The Louisiana State University Health Sciences Center at New Orleans (LSUHSC-NO) has in its possession a large repository of fetal specimens, many of which were collected prior to the era of IRB protocols, preventing informed consent from being secured for their use. These fetal specimens are used in anatomy education at LSUHSC-NO annually. We identified appropriate time points throughout the first year of training to insert discussions of informed consent and to examine emotions coincident with dealing with fetal and neonatal death and how they might contrast to student emotions about their cadavers, i.e. adult death, as well as how these feelings evolve over the year. Thematic analyses of self-reflections were used to assess differences in students emotions when confronting death. They will also be used to examine changes in student attitudes regarding death during the entire first year.
Using archival material as the centerpiece for principled discourse challenges students to contextualize the practice of medical ethics socially and historically, heightening awareness of their own cultural and social biases. This experience also provided an outlet for students to share their thoughts on the ethical principles that will guide their future practice and to share their emotional reactions to the fetal specimens.

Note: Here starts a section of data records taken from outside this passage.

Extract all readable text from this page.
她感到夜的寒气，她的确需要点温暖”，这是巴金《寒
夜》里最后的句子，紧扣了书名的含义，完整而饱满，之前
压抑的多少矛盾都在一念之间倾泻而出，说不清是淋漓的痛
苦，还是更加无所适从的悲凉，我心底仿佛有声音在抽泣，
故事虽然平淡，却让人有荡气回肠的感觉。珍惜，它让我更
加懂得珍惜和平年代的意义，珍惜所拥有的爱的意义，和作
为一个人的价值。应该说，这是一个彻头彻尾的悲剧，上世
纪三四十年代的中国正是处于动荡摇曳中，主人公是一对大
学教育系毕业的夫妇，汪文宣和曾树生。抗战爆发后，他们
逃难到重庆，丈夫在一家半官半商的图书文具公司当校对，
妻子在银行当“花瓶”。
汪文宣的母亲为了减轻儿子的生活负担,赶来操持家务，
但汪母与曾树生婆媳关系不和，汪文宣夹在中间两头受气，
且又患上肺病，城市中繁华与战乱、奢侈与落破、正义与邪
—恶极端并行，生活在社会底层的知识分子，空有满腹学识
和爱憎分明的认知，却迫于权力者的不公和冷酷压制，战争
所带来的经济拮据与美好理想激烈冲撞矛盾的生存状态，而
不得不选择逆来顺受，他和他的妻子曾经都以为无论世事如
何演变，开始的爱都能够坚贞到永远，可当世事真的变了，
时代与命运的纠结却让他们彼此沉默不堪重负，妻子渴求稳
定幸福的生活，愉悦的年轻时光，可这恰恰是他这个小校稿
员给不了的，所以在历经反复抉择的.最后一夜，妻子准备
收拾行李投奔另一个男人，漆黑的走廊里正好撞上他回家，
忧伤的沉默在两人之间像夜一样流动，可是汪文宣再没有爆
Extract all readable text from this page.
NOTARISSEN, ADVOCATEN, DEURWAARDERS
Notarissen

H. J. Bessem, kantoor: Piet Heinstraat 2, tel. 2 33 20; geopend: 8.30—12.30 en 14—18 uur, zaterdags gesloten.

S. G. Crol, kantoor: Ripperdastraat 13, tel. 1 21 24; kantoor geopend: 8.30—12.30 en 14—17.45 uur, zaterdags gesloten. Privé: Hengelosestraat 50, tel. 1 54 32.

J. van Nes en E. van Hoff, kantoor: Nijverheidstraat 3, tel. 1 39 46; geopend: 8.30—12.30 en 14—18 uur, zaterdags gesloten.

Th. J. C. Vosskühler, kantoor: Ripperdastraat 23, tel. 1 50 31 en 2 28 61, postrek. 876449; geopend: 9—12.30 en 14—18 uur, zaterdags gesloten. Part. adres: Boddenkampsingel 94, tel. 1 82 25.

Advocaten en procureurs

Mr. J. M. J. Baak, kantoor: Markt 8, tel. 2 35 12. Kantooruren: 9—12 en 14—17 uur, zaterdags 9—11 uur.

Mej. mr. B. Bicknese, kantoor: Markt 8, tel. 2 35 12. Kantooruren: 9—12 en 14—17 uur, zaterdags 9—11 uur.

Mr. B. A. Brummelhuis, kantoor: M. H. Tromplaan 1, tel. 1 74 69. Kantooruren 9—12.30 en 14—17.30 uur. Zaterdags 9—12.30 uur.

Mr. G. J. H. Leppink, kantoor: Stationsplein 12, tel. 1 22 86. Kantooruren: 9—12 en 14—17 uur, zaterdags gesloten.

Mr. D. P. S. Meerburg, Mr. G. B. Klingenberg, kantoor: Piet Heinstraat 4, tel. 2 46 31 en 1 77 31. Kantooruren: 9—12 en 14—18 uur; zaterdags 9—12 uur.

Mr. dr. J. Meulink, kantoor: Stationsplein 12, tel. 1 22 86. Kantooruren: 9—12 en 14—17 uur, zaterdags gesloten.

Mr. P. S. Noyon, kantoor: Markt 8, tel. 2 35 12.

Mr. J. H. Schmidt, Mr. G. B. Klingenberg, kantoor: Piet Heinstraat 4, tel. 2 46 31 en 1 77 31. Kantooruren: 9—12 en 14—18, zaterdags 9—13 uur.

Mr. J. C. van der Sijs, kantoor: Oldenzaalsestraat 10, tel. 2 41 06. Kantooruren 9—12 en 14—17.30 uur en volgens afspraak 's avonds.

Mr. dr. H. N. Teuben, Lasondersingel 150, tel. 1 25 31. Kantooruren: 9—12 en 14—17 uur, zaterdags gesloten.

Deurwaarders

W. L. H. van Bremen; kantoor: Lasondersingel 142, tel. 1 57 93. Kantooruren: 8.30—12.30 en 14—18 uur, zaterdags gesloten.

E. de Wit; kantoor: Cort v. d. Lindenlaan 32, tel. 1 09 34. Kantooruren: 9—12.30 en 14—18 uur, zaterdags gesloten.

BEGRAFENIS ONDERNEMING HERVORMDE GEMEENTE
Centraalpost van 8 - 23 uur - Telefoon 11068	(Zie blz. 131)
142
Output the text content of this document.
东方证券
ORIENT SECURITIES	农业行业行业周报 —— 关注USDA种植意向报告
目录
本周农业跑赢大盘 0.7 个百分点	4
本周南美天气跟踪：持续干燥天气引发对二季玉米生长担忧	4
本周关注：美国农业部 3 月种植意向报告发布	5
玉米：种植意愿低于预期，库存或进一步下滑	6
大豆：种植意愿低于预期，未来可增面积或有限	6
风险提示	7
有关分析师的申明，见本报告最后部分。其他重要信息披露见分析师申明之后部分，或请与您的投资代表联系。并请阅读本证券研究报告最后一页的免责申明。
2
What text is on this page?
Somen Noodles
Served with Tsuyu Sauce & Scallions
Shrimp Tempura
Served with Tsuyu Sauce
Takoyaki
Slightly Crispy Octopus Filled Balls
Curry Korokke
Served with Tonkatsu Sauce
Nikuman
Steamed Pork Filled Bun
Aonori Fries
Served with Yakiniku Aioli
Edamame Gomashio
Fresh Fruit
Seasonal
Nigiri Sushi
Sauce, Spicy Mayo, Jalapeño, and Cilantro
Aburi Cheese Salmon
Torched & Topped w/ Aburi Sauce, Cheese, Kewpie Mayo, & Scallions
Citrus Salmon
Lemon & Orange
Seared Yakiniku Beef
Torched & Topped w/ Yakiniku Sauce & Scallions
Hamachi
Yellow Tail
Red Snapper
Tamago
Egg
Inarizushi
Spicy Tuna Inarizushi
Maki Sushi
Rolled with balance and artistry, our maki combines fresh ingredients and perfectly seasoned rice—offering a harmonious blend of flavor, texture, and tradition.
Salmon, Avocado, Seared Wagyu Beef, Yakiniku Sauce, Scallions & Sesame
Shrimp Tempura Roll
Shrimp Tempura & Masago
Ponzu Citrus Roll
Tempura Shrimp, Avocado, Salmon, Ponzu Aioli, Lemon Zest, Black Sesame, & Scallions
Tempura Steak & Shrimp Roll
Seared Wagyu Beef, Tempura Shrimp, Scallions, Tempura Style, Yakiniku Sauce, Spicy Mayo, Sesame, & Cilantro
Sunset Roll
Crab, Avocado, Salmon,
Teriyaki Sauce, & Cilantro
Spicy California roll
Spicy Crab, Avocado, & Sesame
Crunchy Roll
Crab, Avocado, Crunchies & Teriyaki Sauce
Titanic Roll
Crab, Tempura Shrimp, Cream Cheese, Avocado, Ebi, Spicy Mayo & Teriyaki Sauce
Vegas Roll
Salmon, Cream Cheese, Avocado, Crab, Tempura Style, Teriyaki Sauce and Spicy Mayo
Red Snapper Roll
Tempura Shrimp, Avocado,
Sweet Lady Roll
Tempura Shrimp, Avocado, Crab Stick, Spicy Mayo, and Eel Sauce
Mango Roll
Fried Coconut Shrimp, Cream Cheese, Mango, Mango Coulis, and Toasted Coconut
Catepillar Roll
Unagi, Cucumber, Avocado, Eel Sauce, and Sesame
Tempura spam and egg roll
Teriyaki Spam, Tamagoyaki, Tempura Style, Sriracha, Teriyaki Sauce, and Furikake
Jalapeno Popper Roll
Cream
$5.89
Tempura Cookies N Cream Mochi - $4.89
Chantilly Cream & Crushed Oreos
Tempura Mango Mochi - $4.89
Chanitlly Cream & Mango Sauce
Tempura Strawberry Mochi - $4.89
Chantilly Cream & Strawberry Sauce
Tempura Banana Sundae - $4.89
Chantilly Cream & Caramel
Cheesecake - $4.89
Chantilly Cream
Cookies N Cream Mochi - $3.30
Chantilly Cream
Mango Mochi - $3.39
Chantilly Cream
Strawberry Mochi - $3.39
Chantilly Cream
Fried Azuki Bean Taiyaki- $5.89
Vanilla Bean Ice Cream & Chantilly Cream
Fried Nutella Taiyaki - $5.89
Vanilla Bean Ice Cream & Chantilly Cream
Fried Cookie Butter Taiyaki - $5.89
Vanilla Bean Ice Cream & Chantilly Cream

Preliminary results showed themes of anxiety and reverence predominating before students entered the adult cadaver lab while sadness, informed consent, and impropriety predominated student reflections before exposure to fetal specimens.
Providing medical students with an example thought process allows students to begin developing their own methods of incorporating respectful pragmatism into their own careers. Incorporation of fetal collections and discussions of their origins enables undergraduate medical students to think critically and examine their own ethical mores in addition to mastering high volumes of content knowledge.